Há pesquisadores que apontam que o primeiro fanzine brasileiro foi o Ficção de Edson Rontani. Mas não pretendo dar corda à essa discussão pois, sinceramente, não me apetece.
Na verdade, já desde os anos de 1980, as temáticas dos fanzines já eram bastante diversificadas. Na década seguinte, isso ampliou ainda mais com a popularização dos fanzines. E nessa época já tínhamos fanzines muito profissionais, editados de forma mais limpa e com cara mais aproximada de revistas, mesmo com conteúdo dos fanzines.
Lembro quando saiu o fanzine Drowned, de Bruno Furnari, todo diagramado em computador em uma época em que pouquíssimos tinham uma máquina dessa no serviço, tampouco em casa. Foi um sucesso! Todo mundo queria fazer um zine como aquele!
Mas também tínhamos outros muitos fanzines mais profissionais, afinal, a galera sempre queria seguir para frente. Seguir em marcha ré talvez seja algo nada interessante em qualquer coisa que a gente faz, né?

Pra terminar, o que os zineiros podem esperar de Márcio Sno nesse ano de 2011?

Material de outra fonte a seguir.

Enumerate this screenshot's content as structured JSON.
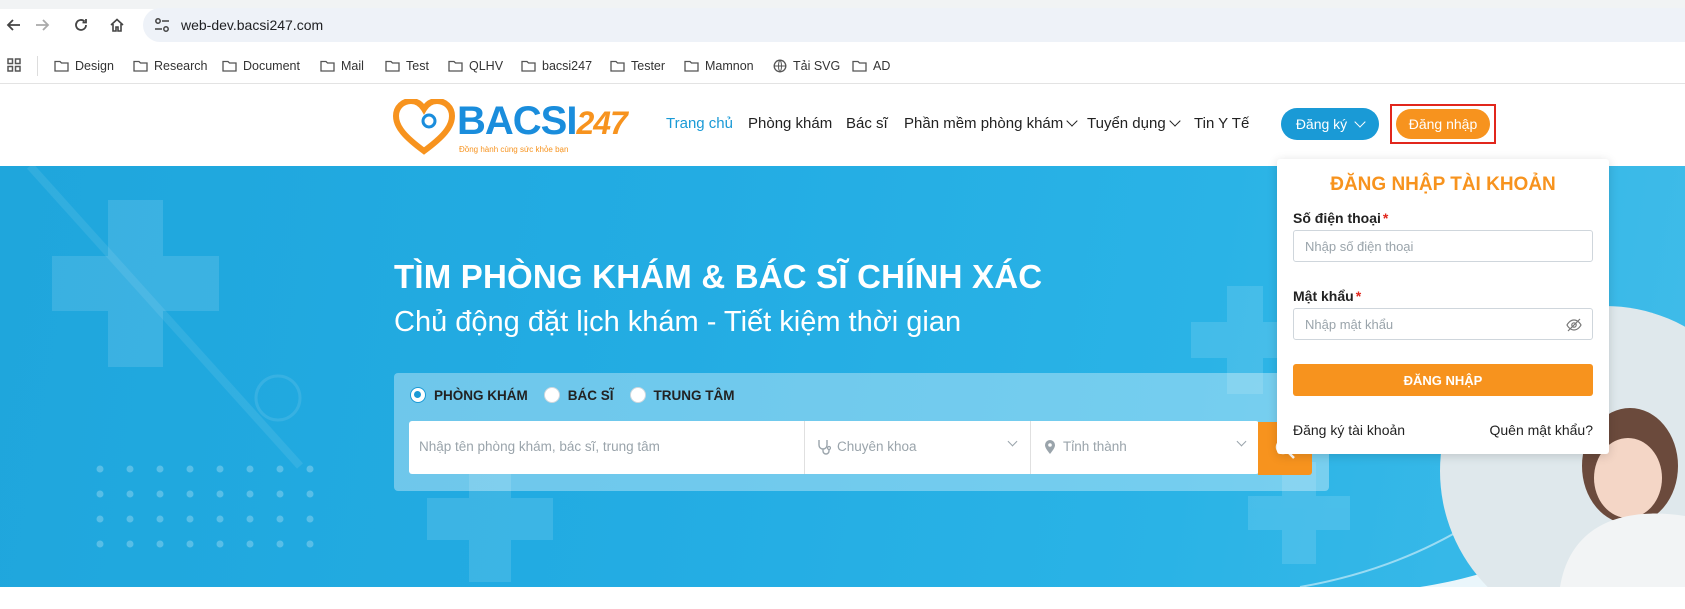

Olha... De mim, sempre pode esperar alguma coisa, pois sou meio maníaco em estar sempre fazendo algo. Sempre me envolvo em algum projeto, apoiando, divulgando, fazendo... Talvez seja o que se conceituou em chamar de workaholic. Acho que sou um underground workaholic.Ma logo de cara, posso dizer que estou preparando um fanzine autobiográfico, inspirado na técnica utilizada por Elydio dos Santos Neto, no qual haverá algumas entrevistas comigo, desenhos meus perdidos nas gavetas e alguns textos que ainda vou fazer.Continuarei na divulgação do doc, botando pra ser exibido em diversos lugares.Também devo lançar nesse ano ainda o segundo capítulo do “Fanzineiros do Século Passado”, mas lá pro finalzinho do ano.Tenho outros projetos combinados com alguns amigos, mas ainda não posso falar nada a respeito. Quando tudo estiver mais concreto, todo mundo saberá, não tenha dúvidas!Muita coisa ainda vai rolar. Eu sou muito imprevisível. E vice versa.